Region urges Ford government to halt public health changes

York Region is urging Premier Doug Ford to halt proposed changes to public health units, saying a larger unit will be “less responsive” to the needs of the community while costing taxpayers more.

“Transitioning our health unit into a new entity and outside of the Board of Health’s jurisdiction will result in decreased service delivery and be less responsive to the needs of our growing, diverse population,” Chairman Wayne Emmerson warns.

In its April budget, the provincial government announced plans to cut spending to public health units by $200 million annually, slashing the number of units from 35 to 10 by April 1, 2020. “Modernizing” the way units are organized will result in more efficient service delivery, better alignment with the health care system, and more effective staff recruitment and retention to improve public health promotion and prevention, it said.
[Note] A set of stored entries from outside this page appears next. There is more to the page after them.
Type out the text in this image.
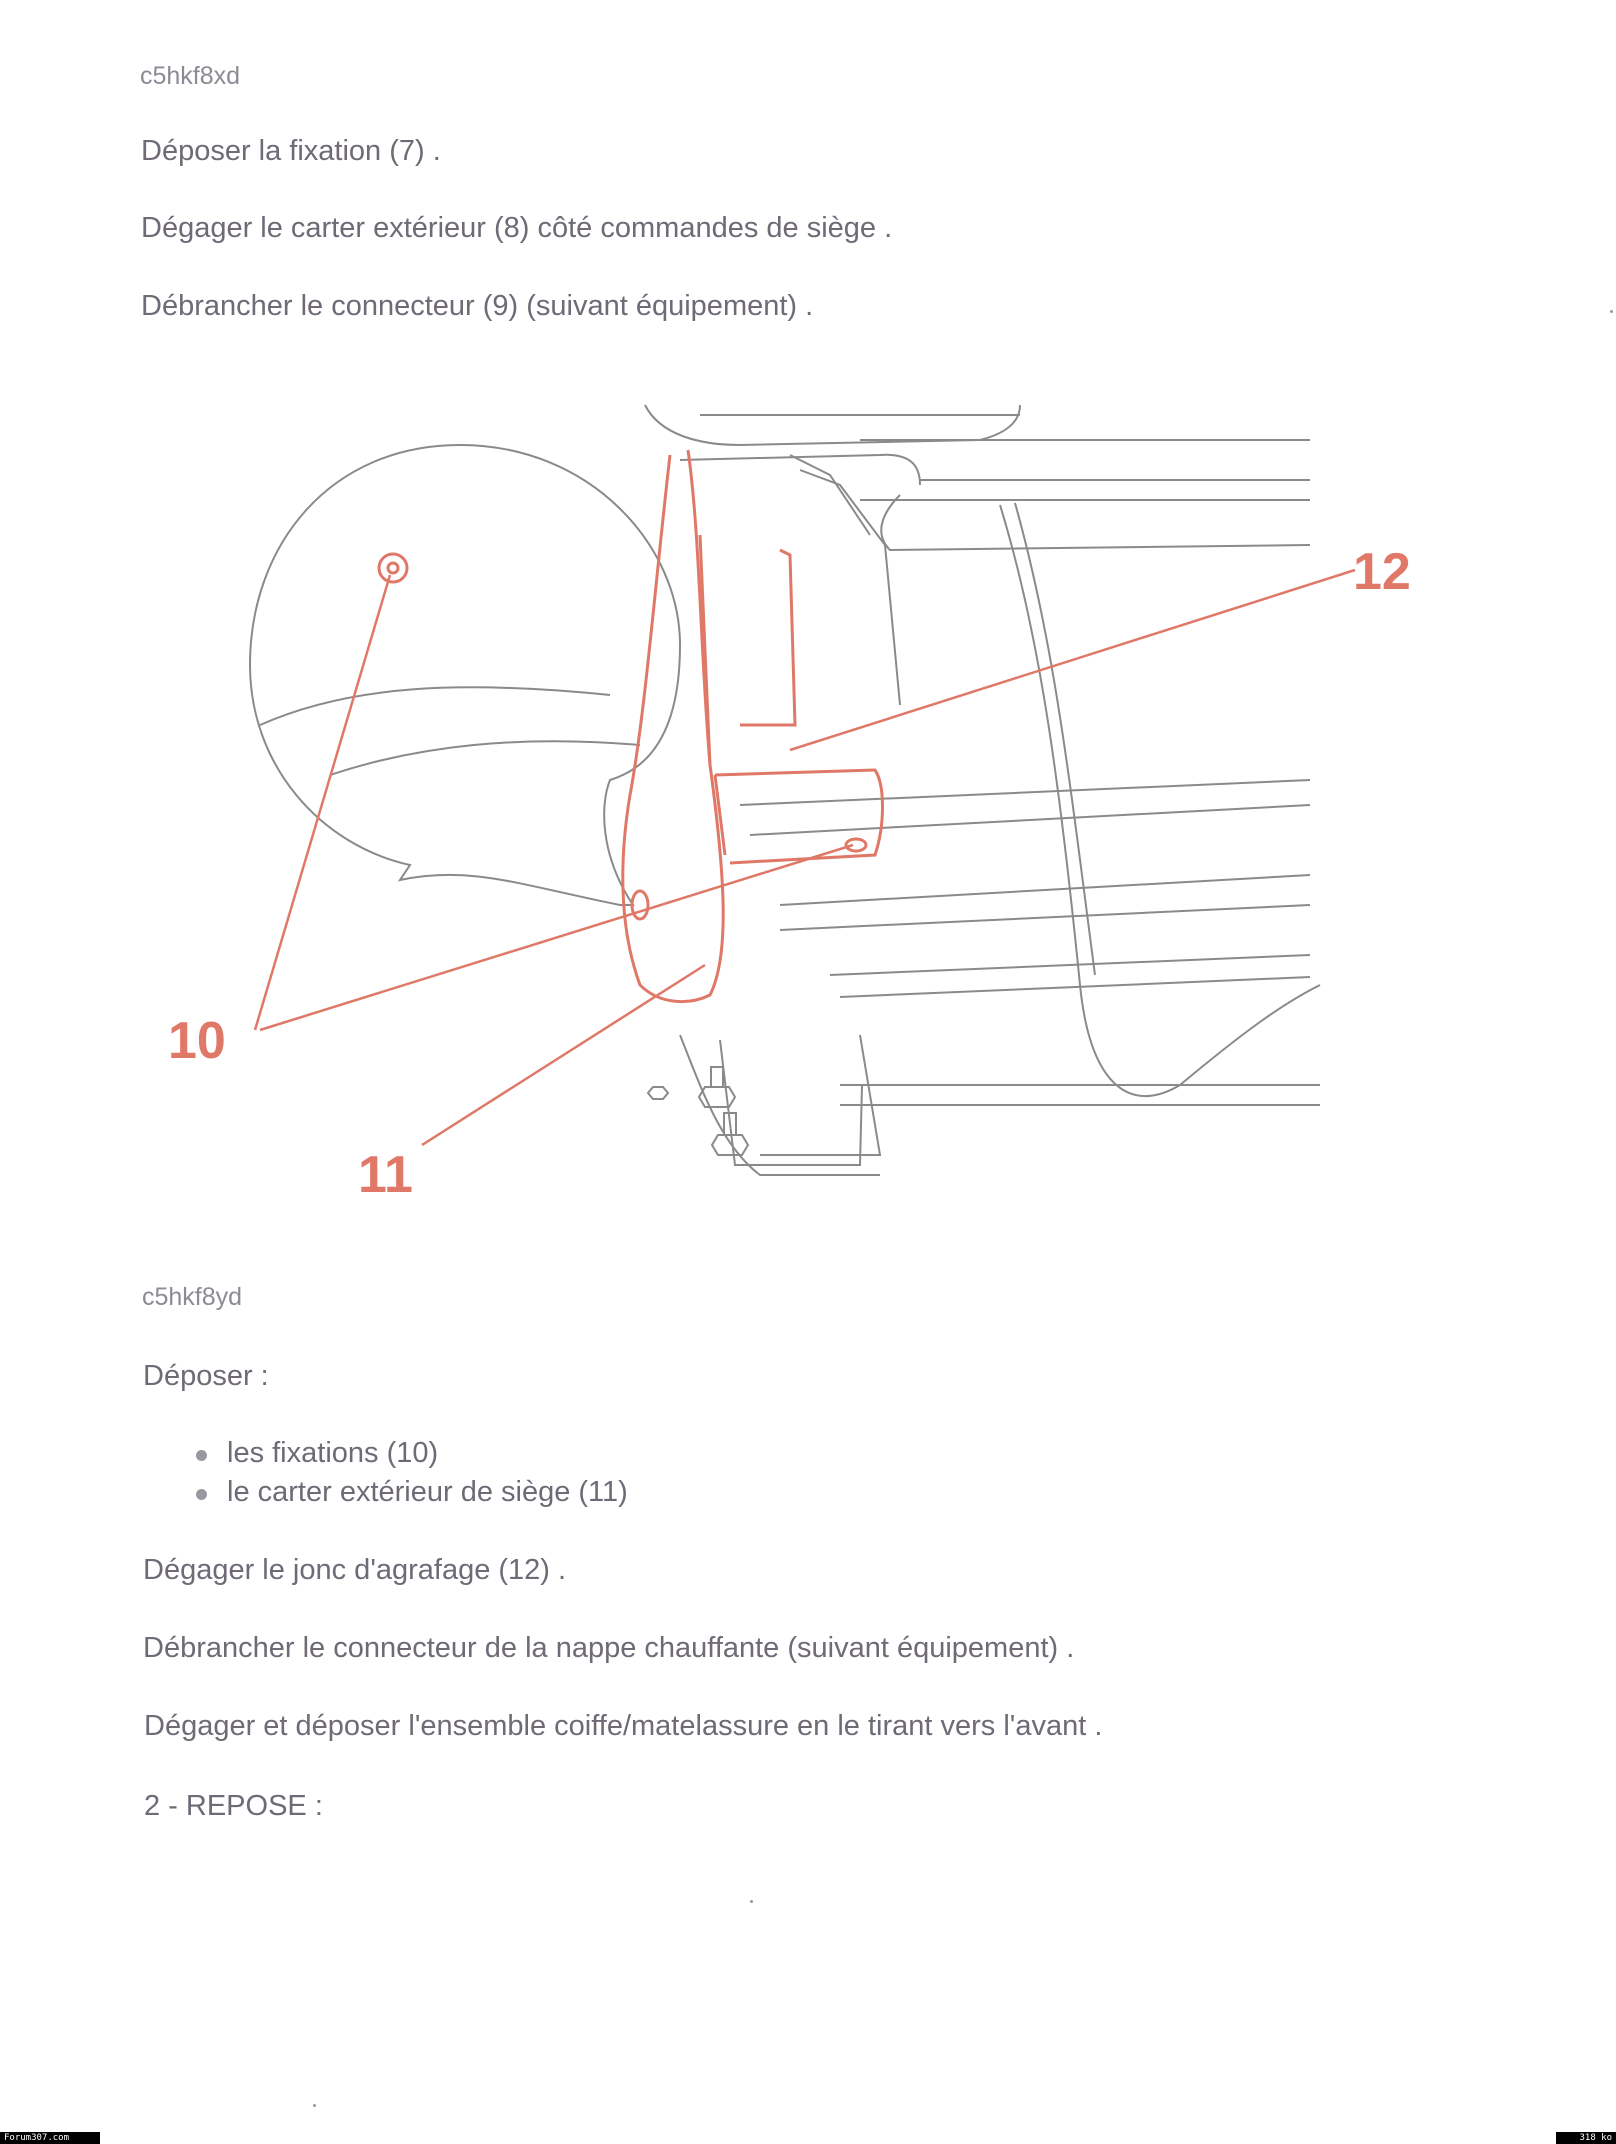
c5hkf8xd
Déposer la fixation (7) .
Dégager le carter extérieur (8) côté commandes de siège .
Débrancher le connecteur (9) (suivant équipement) .
10
11
12
c5hkf8yd
Déposer :
les fixations (10)
le carter extérieur de siège (11)
Dégager le jonc d'agrafage (12) .
Débrancher le connecteur de la nappe chauffante (suivant équipement) .
Dégager et déposer l'ensemble coiffe/matelassure en le tirant vers l'avant .
2 - REPOSE :
Forum307.com	318 ko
If that legislation is passed, York Region Public Health would be combined with the southern part of the Simcoe Muskoka Health unit, adding a geographic area close to four times the size of York Region and creating the third largest Ontario public health entity in terms of population.

Also in proposed legislation, municipalities must identify a 10 per cent reduction in their overall public health budgets by April 2020. Municipalities will be required to cover funding for 40 per cent of all public health services delivered through the new health entity by April 2021. Proposed changes to the geographic boundaries and governance model would create an additional tax levy on York Region residents in the range of $12.7 million beginning in 2020, according to the Region.

Historically, the Province has shared the cost of public health service delivery at a rate of 75 per cent provincial and 25 per cent municipal for most programs. York says it has consistently approved additional funding beyond the minimum cost-sharing requirements on the advice of the Board of Health, allowing it to better meet the needs of residents with programs and address health service gaps.